Australian think tank the Lowy Institute released its Covid Performance Index last week, comparing how successfully different countries have managed the health crisis – and classed France 73rd out of 98 countries studied.
The only European countries to rank lower were the Netherlands (75), Spain (78), Romania (81) and the Ukraine (90). The UK was ranked in 66th place and the US in 94th.
This comes as Prime Minister Jean Castex told reporters on January 30 that the health situation in France was currently "better" than that of its European neighbours.
While France has - so far - escaped a third national confinement, strict health restrictions are currently in place. Around 20,000 positive test cases are being recorded every day and France has the seventh highest Covid death toll in the world, with over 75,000 deaths recorded.
New Zealand comes out on top
The study based its ranking on six criteria: confirmed cases, confirmed deaths, confirmed cases per million people, confirmed deaths per million people, tests per 1,000 people, and confirmed cases in proportion to tests.

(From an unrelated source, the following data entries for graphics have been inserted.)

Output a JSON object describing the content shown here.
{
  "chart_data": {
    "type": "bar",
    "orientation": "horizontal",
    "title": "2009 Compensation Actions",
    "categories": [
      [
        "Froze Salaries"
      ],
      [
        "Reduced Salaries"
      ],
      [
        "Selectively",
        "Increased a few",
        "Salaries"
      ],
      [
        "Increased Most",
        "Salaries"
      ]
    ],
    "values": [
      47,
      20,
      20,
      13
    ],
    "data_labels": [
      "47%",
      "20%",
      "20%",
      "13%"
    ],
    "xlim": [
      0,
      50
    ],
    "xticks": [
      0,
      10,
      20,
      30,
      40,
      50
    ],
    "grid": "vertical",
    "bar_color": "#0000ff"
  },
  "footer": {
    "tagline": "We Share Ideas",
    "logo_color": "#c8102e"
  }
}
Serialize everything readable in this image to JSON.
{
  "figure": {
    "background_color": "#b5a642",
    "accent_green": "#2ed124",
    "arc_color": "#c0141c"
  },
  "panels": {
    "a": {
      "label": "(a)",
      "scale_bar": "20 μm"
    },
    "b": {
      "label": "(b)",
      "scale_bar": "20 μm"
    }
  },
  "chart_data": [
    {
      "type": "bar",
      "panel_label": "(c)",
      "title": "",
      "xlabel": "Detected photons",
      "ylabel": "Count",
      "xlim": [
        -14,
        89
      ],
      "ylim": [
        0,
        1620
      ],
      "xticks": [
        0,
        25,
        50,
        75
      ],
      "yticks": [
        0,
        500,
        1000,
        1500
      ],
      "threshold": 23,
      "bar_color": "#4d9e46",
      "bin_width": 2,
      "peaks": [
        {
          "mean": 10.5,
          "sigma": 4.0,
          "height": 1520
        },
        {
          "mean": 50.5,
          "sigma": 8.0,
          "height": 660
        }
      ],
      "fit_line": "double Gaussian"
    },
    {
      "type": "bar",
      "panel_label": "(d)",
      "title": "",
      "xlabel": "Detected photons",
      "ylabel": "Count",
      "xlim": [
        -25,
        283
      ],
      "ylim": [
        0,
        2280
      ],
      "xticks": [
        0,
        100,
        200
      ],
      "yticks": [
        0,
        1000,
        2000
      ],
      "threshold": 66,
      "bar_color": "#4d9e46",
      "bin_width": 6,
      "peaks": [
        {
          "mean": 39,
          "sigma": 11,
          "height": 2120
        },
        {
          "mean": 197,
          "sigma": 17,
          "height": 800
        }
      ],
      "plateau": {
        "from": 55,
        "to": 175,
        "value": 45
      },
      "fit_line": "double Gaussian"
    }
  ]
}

New Zealand came first in the ranking according to the six measures, but researchers said the country also met multiple other criteria for good management during the crisis.
Similar to six other countries in the top ten, New Zealand has no land borders with other countries. It also has a relatively small population of 4.5 million people; countries with fewer than 10 million inhabitants “consistently outperformed” others, the study said.
And, New Zealand’s government implemented strong restrictions (such as closing borders) early in the crisis, with strong backing from the general population.
France found ‘over-confident’
As for France, co-author of the study Hervé Lemahieu told newspaper Le Figaro: “Like many other developed countries, France initially had too much confidence in the capacity of its health system to be able to handle this kind of crisis.
“Developing countries, particularly in southeast Asia, had previous experience with pandemics and therefore had more doubts, and acted much more cautiously. [In France] the government hesitated and delayed taking drastic measures such as confinement.”
Three southeast Asian countries ranked in the top five: Vietnam (2), Taiwan (3), and Thailand (4).
Political structures play a role
The study also investigated the role of different political structures in managing the crisis - one of the factors attributed to the success of Rwanda, which came in at sixth place.
Although Rwanda is landlocked and relatively poor, it has a highly structured government, which experts believe helped it manage the crisis. Meanwhile in France, contradictory messaging on measures such as wearing masks served to reduce trust in the government response to the crisis among the population.
But, while non-democratic forms of government were quicker to adopt radical measures to slow the spread of the virus, the study found that democracies were more successful overall.
It said: “On average, countries with authoritarian models had no prolonged advantage in suppressing the virus.
“Indeed, despite a difficult start and some notable exceptions, including the United States and the United Kingdom, democracies found marginally more success than other forms of government in their handling of the pandemic over the examined period.”
Virus ‘levels playing field’ between rich and poor – for now
The study noted that Europe was initially one of the most severely affected regions as richer countries receive more international air travel, which accelerated viral transmission.
But the continent then registered the “greatest improvement over time of any region” - before the second waves of the pandemic began towards the end of 2020.
In addition, the “low-scale” technology of solutions for stopping the virus, such as confinement, hand-washing and wearing masks has also helped to “level the playing field” between wealthy and poor countries, it said – although this may change as vaccines begin to be deployed.
Researchers compared 98 countries that made this data publicly available for 36 weeks following each country’s 100th confirmed case of Covid-19.
China, where the first cases of the virus emerged, is not included in the study as researchers could not access data on how many tests had been done in the country.